As described above, according to the acceleration sensor of the present invention, the lower electrode is provided with the upper electrode, and the mass portion is swingable in the three-dimensional direction, and the mass portion is swung in the three-dimensional direction. Displacement difference when the mass part is displaced according to acceleration, comprising a movable part that supports the mass part, and a plurality of lower electrodes that are arranged on the same plane below the mass part so as to face the upper electrode. And the direction are detected as a change in capacitance between the upper electrode and the plurality of lower electrodes, and the displacement difference and the direction of the acceleration are obtained from the detected values. The displacement difference and direction in each of the three-dimensional directions of the acceleration applied to the mass portion can be obtained with high accuracy from the magnitude of the amount of change in capacitance between each of the lower electrodes.

Further, since the mass portion and the movable portion do not require the high precision processing accuracy of the conventional beam portion and diaphragm portion, the manufacturing process can be simplified and the yield of the acceleration sensor is improved. Therefore, the manufacturing cost can be reduced.

As described above, it is possible to provide a capacitance type acceleration sensor which does not require the use of a piezoresistor as in the conventional case and which does not require high precision processing.

[Brief description of drawings]

FIG. 1 is a side view showing an acceleration sensor of the present invention.

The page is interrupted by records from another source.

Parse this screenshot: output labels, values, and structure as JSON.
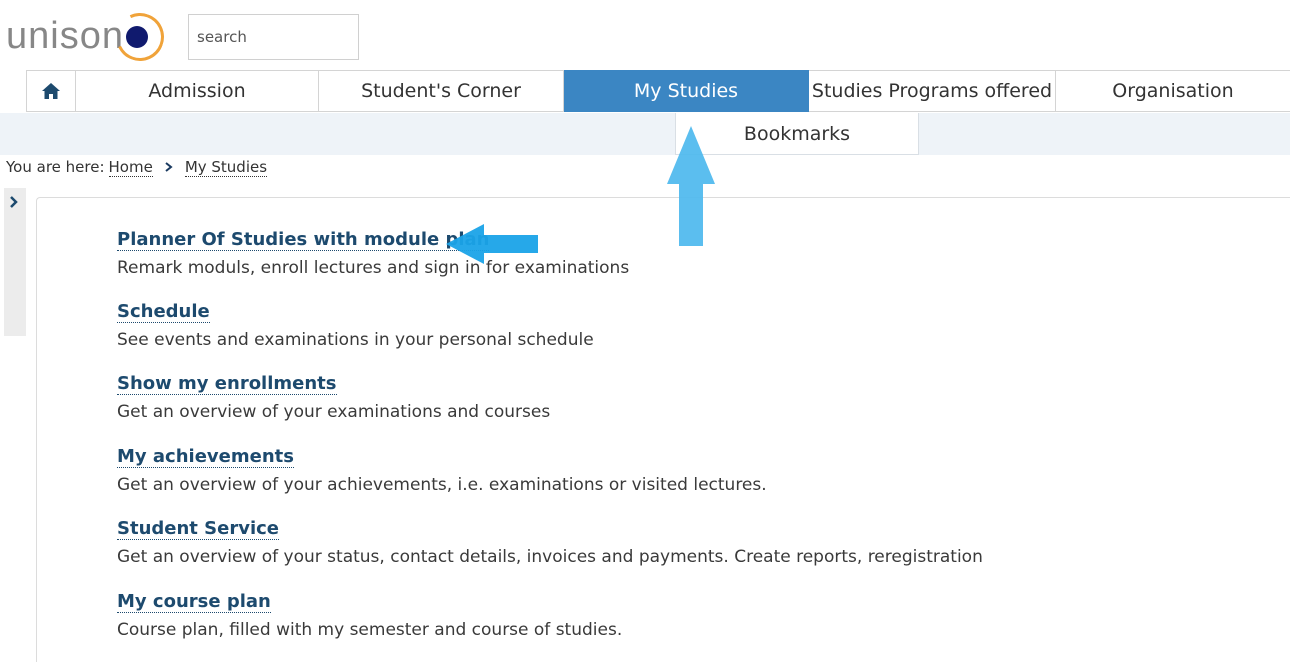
{
  "logo": {
    "text": "unison"
  },
  "search": {
    "placeholder": "search"
  },
  "nav": {
    "items": [
      {
        "label": "Admission"
      },
      {
        "label": "Student's Corner"
      },
      {
        "label": "My Studies",
        "active": true
      },
      {
        "label": "Studies Programs offered"
      },
      {
        "label": "Organisation"
      }
    ],
    "submenu": [
      {
        "label": "Bookmarks"
      }
    ]
  },
  "breadcrumb": {
    "prefix": "You are here:",
    "items": [
      {
        "label": "Home"
      },
      {
        "label": "My Studies"
      }
    ]
  },
  "content": {
    "entries": [
      {
        "title": "Planner Of Studies with module plan",
        "desc": "Remark moduls, enroll lectures and sign in for examinations"
      },
      {
        "title": "Schedule",
        "desc": "See events and examinations in your personal schedule"
      },
      {
        "title": "Show my enrollments",
        "desc": "Get an overview of your examinations and courses"
      },
      {
        "title": "My achievements",
        "desc": "Get an overview of your achievements, i.e. examinations or visited lectures."
      },
      {
        "title": "Student Service",
        "desc": "Get an overview of your status, contact details, invoices and payments. Create reports, reregistration"
      },
      {
        "title": "My course plan",
        "desc": "Course plan, filled with my semester and course of studies."
      }
    ]
  },
  "colors": {
    "nav_active": "#3b86c3",
    "link": "#1d4a6e",
    "annotation_arrow": "#4db8ee",
    "logo_ring": "#f0a33a",
    "logo_dot": "#101a6e"
  },
  "icons": {
    "home": "home-icon",
    "breadcrumb_separator": "chevron-right-icon",
    "side_toggle": "chevron-right-icon"
  }
}
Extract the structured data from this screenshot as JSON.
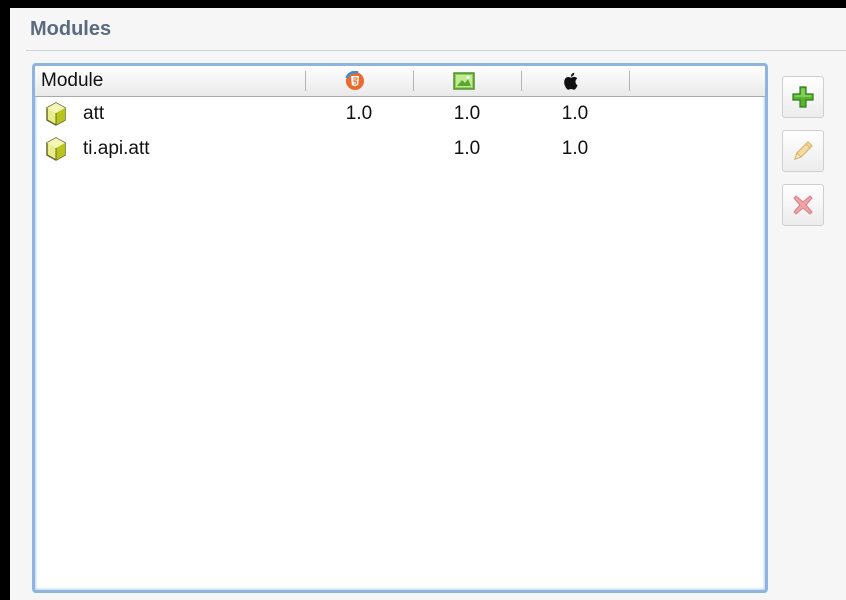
{
  "section": {
    "title": "Modules"
  },
  "table": {
    "columns": [
      {
        "label": "Module",
        "icon": null
      },
      {
        "label": "",
        "icon": "html5-icon"
      },
      {
        "label": "",
        "icon": "android-icon"
      },
      {
        "label": "",
        "icon": "apple-icon"
      }
    ],
    "rows": [
      {
        "name": "att",
        "mobileweb": "1.0",
        "android": "1.0",
        "iphone": "1.0"
      },
      {
        "name": "ti.api.att",
        "mobileweb": "",
        "android": "1.0",
        "iphone": "1.0"
      }
    ]
  },
  "actions": {
    "add": {
      "icon": "plus-icon",
      "color": "#3f9c1e"
    },
    "edit": {
      "icon": "pencil-icon",
      "color": "#e9c77a"
    },
    "remove": {
      "icon": "remove-x-icon",
      "color": "#e3848a"
    }
  },
  "colors": {
    "title": "#5a6b80",
    "table_border": "#8fb4e0",
    "module_icon": "#c9d61a"
  }
}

FIG. 2 is a top view showing an acceleration sensor of the present invention.

FIG. 3 is a plan view showing the arrangement of lower electrodes of the acceleration sensor of the present invention.

FIG. 4 is a diagram showing an equivalent circuit of the acceleration sensor of the present invention.

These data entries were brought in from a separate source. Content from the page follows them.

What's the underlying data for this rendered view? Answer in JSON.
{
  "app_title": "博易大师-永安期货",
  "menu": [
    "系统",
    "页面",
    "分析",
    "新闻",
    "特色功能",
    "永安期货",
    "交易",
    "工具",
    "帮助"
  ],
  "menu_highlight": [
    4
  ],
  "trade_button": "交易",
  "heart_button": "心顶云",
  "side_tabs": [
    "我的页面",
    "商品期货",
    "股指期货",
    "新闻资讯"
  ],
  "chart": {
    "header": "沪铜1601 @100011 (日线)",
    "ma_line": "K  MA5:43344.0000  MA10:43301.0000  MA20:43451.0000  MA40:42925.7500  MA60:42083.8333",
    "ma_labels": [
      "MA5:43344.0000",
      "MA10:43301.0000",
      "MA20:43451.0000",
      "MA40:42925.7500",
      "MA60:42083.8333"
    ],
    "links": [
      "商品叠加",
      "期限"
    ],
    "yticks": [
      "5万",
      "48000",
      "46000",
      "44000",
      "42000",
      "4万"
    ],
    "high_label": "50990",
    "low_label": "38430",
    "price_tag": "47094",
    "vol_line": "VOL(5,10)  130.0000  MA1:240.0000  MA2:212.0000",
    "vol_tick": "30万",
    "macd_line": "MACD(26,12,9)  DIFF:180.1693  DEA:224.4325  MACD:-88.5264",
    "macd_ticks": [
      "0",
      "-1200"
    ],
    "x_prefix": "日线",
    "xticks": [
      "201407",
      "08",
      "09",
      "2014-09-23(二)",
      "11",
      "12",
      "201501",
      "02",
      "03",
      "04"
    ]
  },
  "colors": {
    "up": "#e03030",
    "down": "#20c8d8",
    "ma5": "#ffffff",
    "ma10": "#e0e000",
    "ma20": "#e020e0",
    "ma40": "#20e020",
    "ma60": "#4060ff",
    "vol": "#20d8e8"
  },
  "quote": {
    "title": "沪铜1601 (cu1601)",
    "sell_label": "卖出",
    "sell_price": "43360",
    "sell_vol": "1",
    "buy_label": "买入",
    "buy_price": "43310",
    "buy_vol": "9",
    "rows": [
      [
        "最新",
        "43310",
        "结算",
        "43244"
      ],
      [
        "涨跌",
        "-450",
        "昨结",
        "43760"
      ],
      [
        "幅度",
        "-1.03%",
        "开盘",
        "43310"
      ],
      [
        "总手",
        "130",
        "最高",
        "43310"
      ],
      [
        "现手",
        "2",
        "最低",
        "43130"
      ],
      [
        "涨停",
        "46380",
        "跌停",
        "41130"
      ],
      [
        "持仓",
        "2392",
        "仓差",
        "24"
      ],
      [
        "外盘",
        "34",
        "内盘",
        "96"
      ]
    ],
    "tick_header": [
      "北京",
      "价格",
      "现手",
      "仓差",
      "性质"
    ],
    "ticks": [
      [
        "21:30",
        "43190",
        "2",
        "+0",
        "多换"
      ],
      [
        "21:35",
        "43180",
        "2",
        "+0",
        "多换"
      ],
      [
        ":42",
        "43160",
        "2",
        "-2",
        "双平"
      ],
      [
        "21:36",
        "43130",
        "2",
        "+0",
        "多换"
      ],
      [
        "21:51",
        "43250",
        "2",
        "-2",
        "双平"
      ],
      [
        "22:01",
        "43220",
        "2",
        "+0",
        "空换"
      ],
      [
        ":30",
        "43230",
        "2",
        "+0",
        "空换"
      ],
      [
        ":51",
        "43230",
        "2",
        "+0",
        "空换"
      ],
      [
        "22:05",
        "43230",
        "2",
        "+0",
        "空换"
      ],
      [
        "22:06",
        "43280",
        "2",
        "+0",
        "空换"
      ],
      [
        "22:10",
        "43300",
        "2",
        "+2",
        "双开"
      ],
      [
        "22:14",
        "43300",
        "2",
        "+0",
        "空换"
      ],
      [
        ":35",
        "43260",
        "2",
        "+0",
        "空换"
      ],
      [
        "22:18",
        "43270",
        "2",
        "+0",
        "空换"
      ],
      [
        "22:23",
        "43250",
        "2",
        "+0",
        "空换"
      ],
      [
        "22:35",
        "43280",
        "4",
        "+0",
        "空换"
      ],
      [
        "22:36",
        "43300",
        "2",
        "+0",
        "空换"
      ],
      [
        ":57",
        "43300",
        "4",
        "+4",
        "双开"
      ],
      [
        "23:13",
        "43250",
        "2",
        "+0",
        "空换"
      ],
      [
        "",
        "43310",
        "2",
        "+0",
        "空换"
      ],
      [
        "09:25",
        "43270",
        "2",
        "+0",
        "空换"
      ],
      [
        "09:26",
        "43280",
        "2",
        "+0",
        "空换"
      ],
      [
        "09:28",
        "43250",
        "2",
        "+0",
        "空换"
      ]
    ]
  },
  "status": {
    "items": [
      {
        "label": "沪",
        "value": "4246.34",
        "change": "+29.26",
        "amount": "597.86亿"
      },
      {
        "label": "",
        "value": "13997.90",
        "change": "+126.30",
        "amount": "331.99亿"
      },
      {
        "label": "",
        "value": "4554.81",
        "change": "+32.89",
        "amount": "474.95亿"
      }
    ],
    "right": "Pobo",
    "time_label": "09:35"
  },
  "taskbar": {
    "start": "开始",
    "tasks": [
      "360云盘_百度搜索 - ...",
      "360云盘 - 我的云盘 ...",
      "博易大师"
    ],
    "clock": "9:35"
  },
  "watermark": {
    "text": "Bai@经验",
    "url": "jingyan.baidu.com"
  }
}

FIG. 5 is a perspective view showing a conventional semiconductor acceleration sensor.

6 is a sectional view taken along the line AA of FIG.

[Explanation of symbols]

11 ... Acceleration sensor, 12 ... Upper electrode, 13 ... Mass part,
14 ... Movable part, 15 ... Frame part, 16-19 ... Lower electrode 2
1 to 24 ... Lead wire.

Claims (1)

[Claims] 1. A mass part which is provided with an upper electrode at its lower end and is capable of swinging in three-dimensional directions, a movable part which supports the mass parts so as to be swingable in three-dimensional directions, and a portion below the mass part. A plurality of lower electrodes arranged on the same plane so as to face the upper electrode, and a displacement difference and a direction when the mass portion is displaced according to acceleration are measured between the upper electrode and the plurality of lower electrodes. Is detected as a change in the capacitance of the acceleration sensor, and the displacement difference and the direction of the acceleration are obtained from the detected value.